Jacques Debot, écrivain tsigane
Tribune parue dans Le DDV n°687, été 2022
Souvent il m’est arrivé d’entendre un Manouche ou un Yéniche, ce sont eux dont je suis le plus proche, qui, dans un moment de contrariété consécutif à une mésentente, s’emportait contre la société majoritaire, contre « ces Gadjé qui ne peuvent pas nous voir ».
L’emportement passager débouche sur un constat pessimiste et surtout essentialisant, pourquoi les Gadjé ne pourraient-ils pas nous voir ? Pas nous voir, pas nous sentir, pas nous blairer, pas nous encaisser ni nous supporter, l’antagonisme serait-il irréductible ? Ces Gadjé, ces « autres », c’est-à-dire la société majoritaire, seraient-ils dans l’incapacité de nous voir ou refuseraient-ils de nous voir, nous accepter ? Est-ce une question de pouvoir ou de vouloir ?
Débats, promesses et complexité
Le regard que la société majoritaire porte sur la minorité tsigane est réputé problématique. Invariablement, toute exposition, toute conférence ayant pour sujet les Roms ou les Tsiganes affichera l’ambition de « changer le regard ». La photographe unetelle a travaillé plusieurs semaines en immersion chez les Manouches de l’Est ou les Gitans de Perpignan. Quand vous aurez vu ses photos, le regard que vous portez sur les Tsiganes aura changé. Quand vous aurez assisté à cette conférence donnée par telle grande association de lutte contre le racisme, votre regard aura changé. Le sésame pour obtenir l’affluence du public et les subventions nécessaires au vernissage d’une exposition photographique ou la tenue d’une conférence concernant les Tsiganes passera neuf fois sur dix par la promesse, voire l’engagement, de faire changer le regard porté sur notre minorité.
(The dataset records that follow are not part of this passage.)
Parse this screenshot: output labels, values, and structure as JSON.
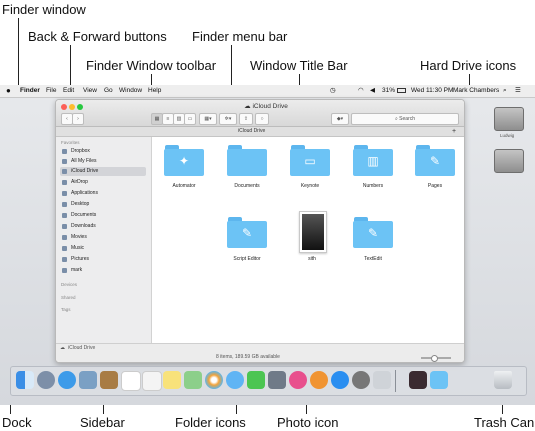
{
  "annotations": {
    "finder_window": "Finder window",
    "back_forward": "Back & Forward buttons",
    "finder_menu_bar": "Finder menu bar",
    "finder_toolbar": "Finder Window toolbar",
    "window_title_bar": "Window Title Bar",
    "hard_drive_icons": "Hard Drive icons",
    "dock": "Dock",
    "sidebar": "Sidebar",
    "folder_icons": "Folder icons",
    "photo_icon": "Photo icon",
    "trash_can": "Trash Can"
  },
  "menubar": {
    "apple": "",
    "items": [
      "Finder",
      "File",
      "Edit",
      "View",
      "Go",
      "Window",
      "Help"
    ],
    "battery": "31%",
    "clock": "Wed 11:30 PM",
    "user": "Mark Chambers"
  },
  "window": {
    "title": "iCloud Drive",
    "tab_label": "iCloud Drive",
    "search_placeholder": "Search",
    "status_text": "8 items, 189.59 GB available",
    "path_label": "iCloud Drive"
  },
  "sidebar": {
    "favorites_header": "Favorites",
    "favorites": [
      "Dropbox",
      "All My Files",
      "iCloud Drive",
      "AirDrop",
      "Applications",
      "Desktop",
      "Documents",
      "Downloads",
      "Movies",
      "Music",
      "Pictures",
      "mark"
    ],
    "selected": "iCloud Drive",
    "devices_header": "Devices",
    "shared_header": "Shared",
    "tags_header": "Tags"
  },
  "folders": [
    {
      "label": "Automator",
      "glyph": "✦"
    },
    {
      "label": "Documents",
      "glyph": ""
    },
    {
      "label": "Keynote",
      "glyph": "▭"
    },
    {
      "label": "Numbers",
      "glyph": "▥"
    },
    {
      "label": "Pages",
      "glyph": "✎"
    },
    {
      "label": "Script Editor",
      "glyph": "✎"
    },
    {
      "label": "sith",
      "glyph": ""
    },
    {
      "label": "TextEdit",
      "glyph": "✎"
    }
  ],
  "desktop_drives": [
    {
      "label": "Ludwig"
    },
    {
      "label": ""
    }
  ],
  "colors": {
    "folder": "#6cc3f5",
    "selection": "#d3d4d8",
    "close": "#fc5f57",
    "minimize": "#fdbc2e",
    "zoom": "#28c840"
  }
}
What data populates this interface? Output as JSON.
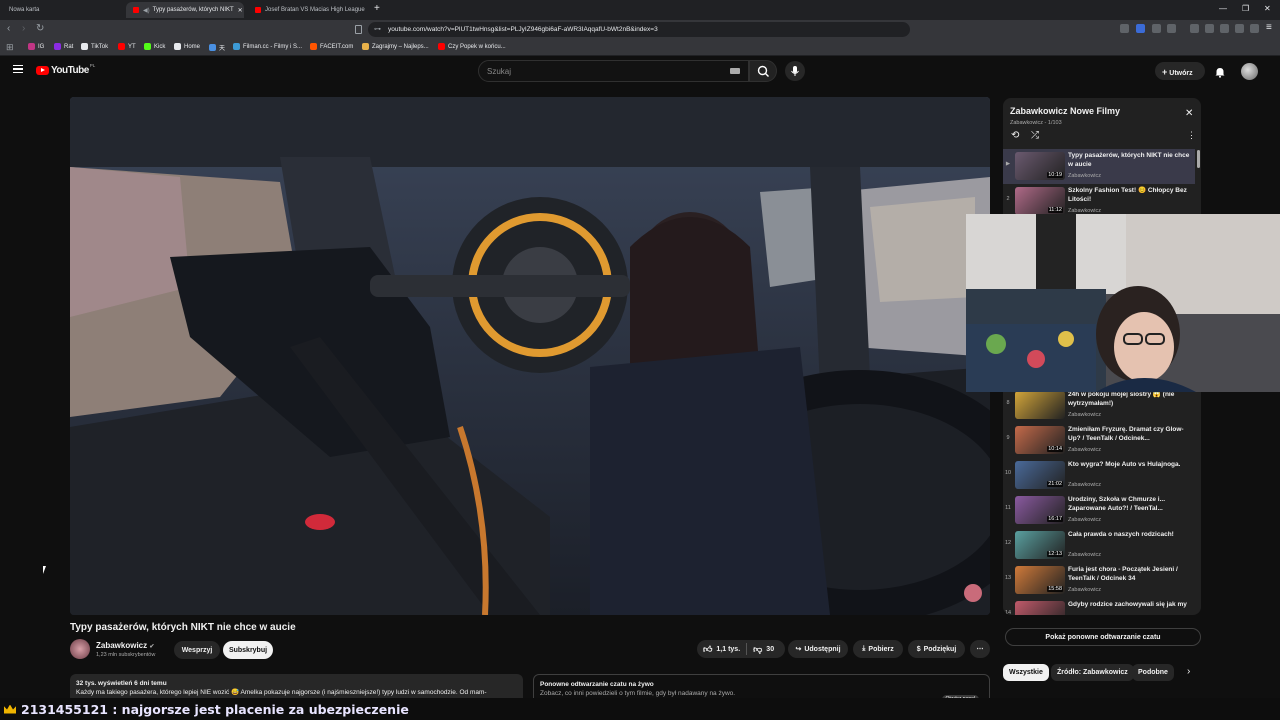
{
  "browser": {
    "tabs": [
      {
        "label": "Nowa karta"
      },
      {
        "label": "Typy pasażerów, których NIKT"
      },
      {
        "label": "Josef Bratan VS Macias High League"
      }
    ],
    "url": "youtube.com/watch?v=PlUT1twHnsg&list=PLJyIZ946gbi6aF-aWR3IAqqafU-bWt2nB&index=3",
    "bookmarks": [
      {
        "label": "IG",
        "color": "#c13584"
      },
      {
        "label": "Rat",
        "color": "#8a2be2"
      },
      {
        "label": "TikTok",
        "color": "#e8eaed"
      },
      {
        "label": "YT",
        "color": "#ff0000"
      },
      {
        "label": "Kick",
        "color": "#53fc18"
      },
      {
        "label": "Home",
        "color": "#e8eaed"
      },
      {
        "label": "天",
        "color": "#4a90e2"
      },
      {
        "label": "Filman.cc - Filmy i S...",
        "color": "#3d9bd6"
      },
      {
        "label": "FACEIT.com",
        "color": "#ff5500"
      },
      {
        "label": "Zagrajmy – Najleps...",
        "color": "#e8b14a"
      },
      {
        "label": "Czy Popek w końcu...",
        "color": "#ff0000"
      }
    ]
  },
  "youtube": {
    "logo": "YouTube",
    "region": "PL",
    "search_placeholder": "Szukaj",
    "create_label": "Utwórz"
  },
  "video": {
    "title": "Typy pasażerów, których NIKT nie chce w aucie",
    "channel": "Zabawkowicz",
    "subscribers": "1,23 mln subskrybentów",
    "support_label": "Wesprzyj",
    "subscribe_label": "Subskrybuj",
    "likes": "1,1 tys.",
    "dislikes": "30",
    "share_label": "Udostępnij",
    "download_label": "Pobierz",
    "thanks_label": "Podziękuj",
    "views_line": "32 tys. wyświetleń  6 dni temu",
    "desc_line": "Każdy ma takiego pasażera, którego lepiej NIE wozić 😅 Amelka pokazuje najgorsze (i najśmieszniejsze!) typy ludzi w samochodzie. Od mam-"
  },
  "chat_replay": {
    "title": "Ponowne odtwarzanie czatu na żywo",
    "line": "Zobacz, co inni powiedzieli o tym filmie, gdy był nadawany na żywo.",
    "button": "Otwórz panel",
    "show_button": "Pokaż ponowne odtwarzanie czatu"
  },
  "playlist": {
    "title": "Zabawkowicz Nowe Filmy",
    "subtitle": "Zabawkowicz - 1/103",
    "items": [
      {
        "num": "▶",
        "title": "Typy pasażerów, których NIKT nie chce w aucie",
        "channel": "Zabawkowicz",
        "duration": "10:19",
        "color": "#6b5a70"
      },
      {
        "num": "2",
        "title": "Szkolny Fashion Test! 😊 Chłopcy Bez Litości!",
        "channel": "Zabawkowicz",
        "duration": "11:12",
        "color": "#b06a88"
      },
      {
        "num": "8",
        "title": "24h w pokoju mojej siostry 😱 (nie wytrzymałam!)",
        "channel": "Zabawkowicz",
        "duration": "",
        "color": "#d4a63a"
      },
      {
        "num": "9",
        "title": "Zmieniłam Fryzurę. Dramat czy Glow-Up? / TeenTalk / Odcinek...",
        "channel": "Zabawkowicz",
        "duration": "10:14",
        "color": "#c46a4a"
      },
      {
        "num": "10",
        "title": "Kto wygra? Moje Auto vs Hulajnoga.",
        "channel": "Zabawkowicz",
        "duration": "21:02",
        "color": "#4a6a9a"
      },
      {
        "num": "11",
        "title": "Urodziny, Szkoła w Chmurze i... Zaparowane Auto?! / TeenTal...",
        "channel": "Zabawkowicz",
        "duration": "16:17",
        "color": "#8a5aa0"
      },
      {
        "num": "12",
        "title": "Cała prawda o naszych rodzicach!",
        "channel": "Zabawkowicz",
        "duration": "12:13",
        "color": "#5aa0a0"
      },
      {
        "num": "13",
        "title": "Furia jest chora - Początek Jesieni / TeenTalk / Odcinek 34",
        "channel": "Zabawkowicz",
        "duration": "15:58",
        "color": "#d07a3a"
      },
      {
        "num": "14",
        "title": "Gdyby rodzice zachowywali się jak my",
        "channel": "Zabawkowicz",
        "duration": "",
        "color": "#c05a6a"
      }
    ]
  },
  "chips": [
    "Wszystkie",
    "Źródło: Zabawkowicz",
    "Podobne"
  ],
  "overlay_text": "2131455121 : najgorsze jest placenie za ubezpieczenie"
}
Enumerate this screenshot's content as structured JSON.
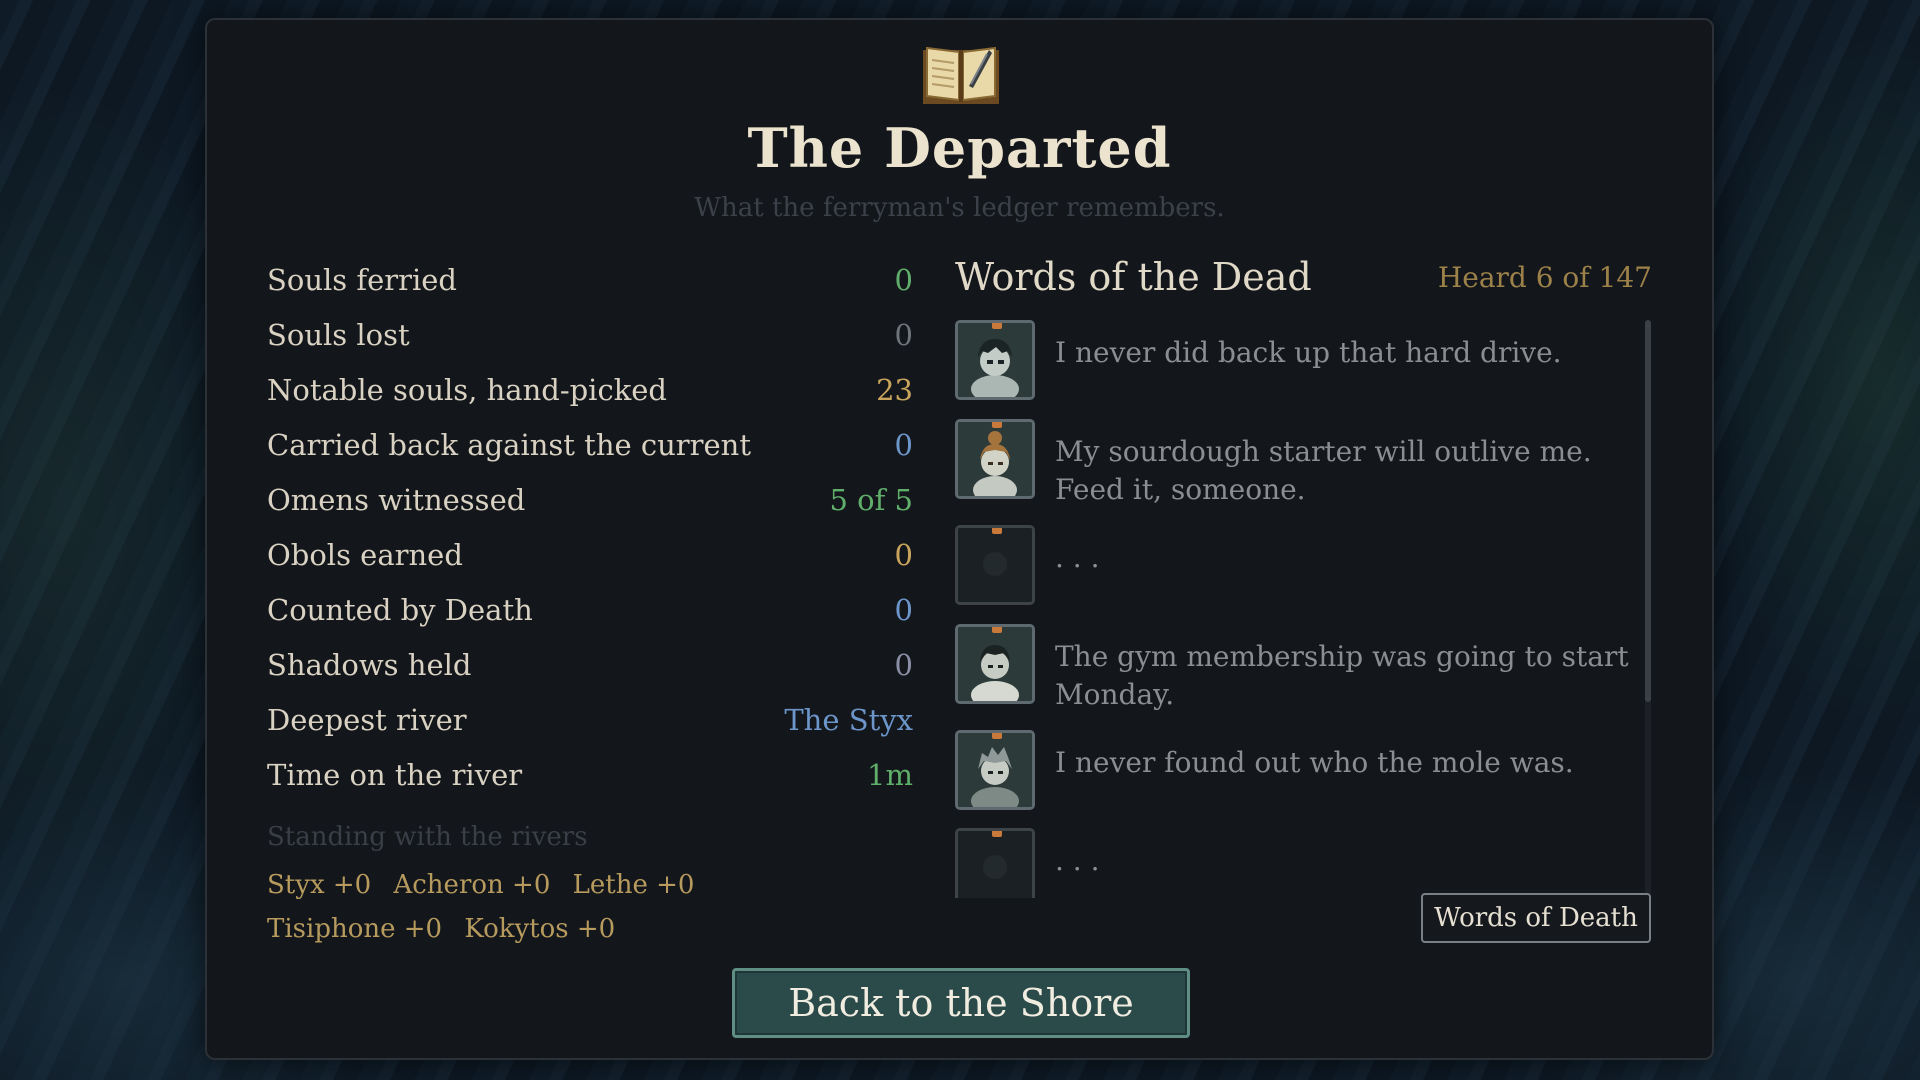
{
  "header": {
    "icon": "open-book-quill-icon",
    "title": "The Departed",
    "subtitle": "What the ferryman's ledger remembers."
  },
  "stats": [
    {
      "label": "Souls ferried",
      "value": "0",
      "color": "#5fae6a"
    },
    {
      "label": "Souls lost",
      "value": "0",
      "color": "#6f737a"
    },
    {
      "label": "Notable souls, hand-picked",
      "value": "23",
      "color": "#c9a45c"
    },
    {
      "label": "Carried back against the current",
      "value": "0",
      "color": "#6c95c9"
    },
    {
      "label": "Omens witnessed",
      "value": "5 of 5",
      "color": "#5fae6a"
    },
    {
      "label": "Obols earned",
      "value": "0",
      "color": "#c9a45c"
    },
    {
      "label": "Counted by Death",
      "value": "0",
      "color": "#6c95c9"
    },
    {
      "label": "Shadows held",
      "value": "0",
      "color": "#8a8fa6"
    },
    {
      "label": "Deepest river",
      "value": "The Styx",
      "color": "#6c95c9"
    },
    {
      "label": "Time on the river",
      "value": "1m",
      "color": "#5fae6a"
    }
  ],
  "standing": {
    "title": "Standing with the rivers",
    "rivers": [
      "Styx +0",
      "Acheron +0",
      "Lethe +0",
      "Tisiphone +0",
      "Kokytos +0"
    ]
  },
  "words": {
    "title": "Words of the Dead",
    "count": "Heard 6 of 147",
    "entries": [
      {
        "quote": "I never did back up that hard drive.",
        "portrait": "dark-haired-soul-portrait"
      },
      {
        "quote": "My sourdough starter will outlive me. Feed it, someone.",
        "portrait": "bun-haired-soul-portrait"
      },
      {
        "quote": ". . .",
        "portrait": "unknown-soul-portrait"
      },
      {
        "quote": "The gym membership was going to start Monday.",
        "portrait": "short-haired-soul-portrait"
      },
      {
        "quote": "I never found out who the mole was.",
        "portrait": "messy-haired-soul-portrait"
      },
      {
        "quote": ". . .",
        "portrait": "unknown-soul-portrait"
      }
    ]
  },
  "buttons": {
    "words_of_death": "Words of Death",
    "back": "Back to the Shore"
  }
}
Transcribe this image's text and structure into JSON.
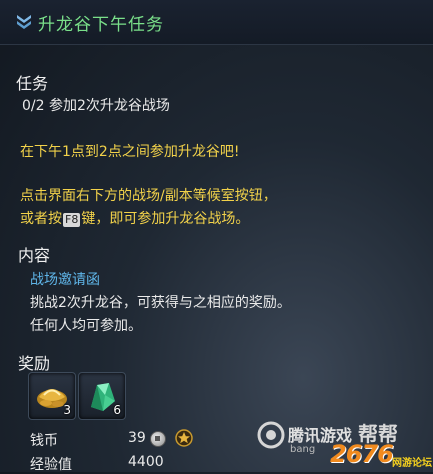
{
  "title": "升龙谷下午任务",
  "task": {
    "heading": "任务",
    "objective": "0/2 参加2次升龙谷战场"
  },
  "notes": {
    "line1": "在下午1点到2点之间参加升龙谷吧!",
    "line2": "点击界面右下方的战场/副本等候室按钮，",
    "line3_prefix": "或者按",
    "line3_key": "F8",
    "line3_suffix": "键，即可参加升龙谷战场。"
  },
  "content": {
    "heading": "内容",
    "link": "战场邀请函",
    "line1": "挑战2次升龙谷，可获得与之相应的奖励。",
    "line2": "任何人均可参加。"
  },
  "rewards": {
    "heading": "奖励",
    "items": [
      {
        "icon": "gold-ingot-icon",
        "count": "3"
      },
      {
        "icon": "green-crystal-icon",
        "count": "6"
      }
    ],
    "money_label": "钱币",
    "money_value": "39",
    "exp_label": "经验值",
    "exp_value": "4400"
  },
  "watermark": {
    "brand": "腾讯游戏",
    "suffix": "帮帮",
    "sub": "bang",
    "logo": "2676",
    "logo_sub": "网游论坛"
  },
  "colors": {
    "title": "#7ae08a",
    "highlight": "#f2d24a",
    "link": "#5fb5e8"
  }
}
Mais pourquoi ce regard devrait-il changer ? Serait-il obsolète, grevé de préjugés séculaires, de stéréotypes inadmissibles, biaisé par les réseaux sociaux, la presse, les discours politiques, le cinéma, voire les travaux universitaires ? Malheureusement, une conférence suivie d’un débat, une exposition photographique, fussent-elles de grande qualité, ne sauraient constituer un antidote profitable ou un vaccin efficace contre les discours de mépris, de rejet, de haine quotidiennement diffusés pour accabler les Roms et les Tsiganes. Le problème est infiniment plus complexe.
La forme particulière de racisme qu’est l’antitsiganisme tient à définir le monde tsigane sous forme de communauté. Qu’un fait divers, un acte de délinquance soit commis par un individu plus ou moins considéré comme « gens du voyage », cette « appartenance » est aussitôt mise en avant. Elle introduit le biais de la métonymie dans le narratif, la confusion recherchée entre le tout et la partie. L’argumentaire raciste conclut du relatif à l’absolu sans s’embarrasser de détails, insiste systématiquement sur l’existence d’un communautarisme centrifuge et solidaire dans la délinquance.
Un flot continuel de rumeurs et d’accusations
Rappelons que l’ensemble des Manouches, Gitans, Yéniches et divers considérés comme Tsiganes et apparentés sont au nombre de 400 000 environ sur le territoire français, ce qui représente une proportion approximative de 0,6 %, soit une très faible densité de 6 à 7 Tsiganes pour 1 000 habitants (chiffres du Conseil de l’Europe).
Contre ces Français, ces Européens, avec leurs qualités, leurs défauts, leur banalité aussi, un flot continuel de rumeurs et d’accusations, une amplification phénoménale du moindre fait divers, une reprise incessante des plus vieux poncifs, des plus vieux stéréotypes sur le réseau Twitter et le réseau Facebook.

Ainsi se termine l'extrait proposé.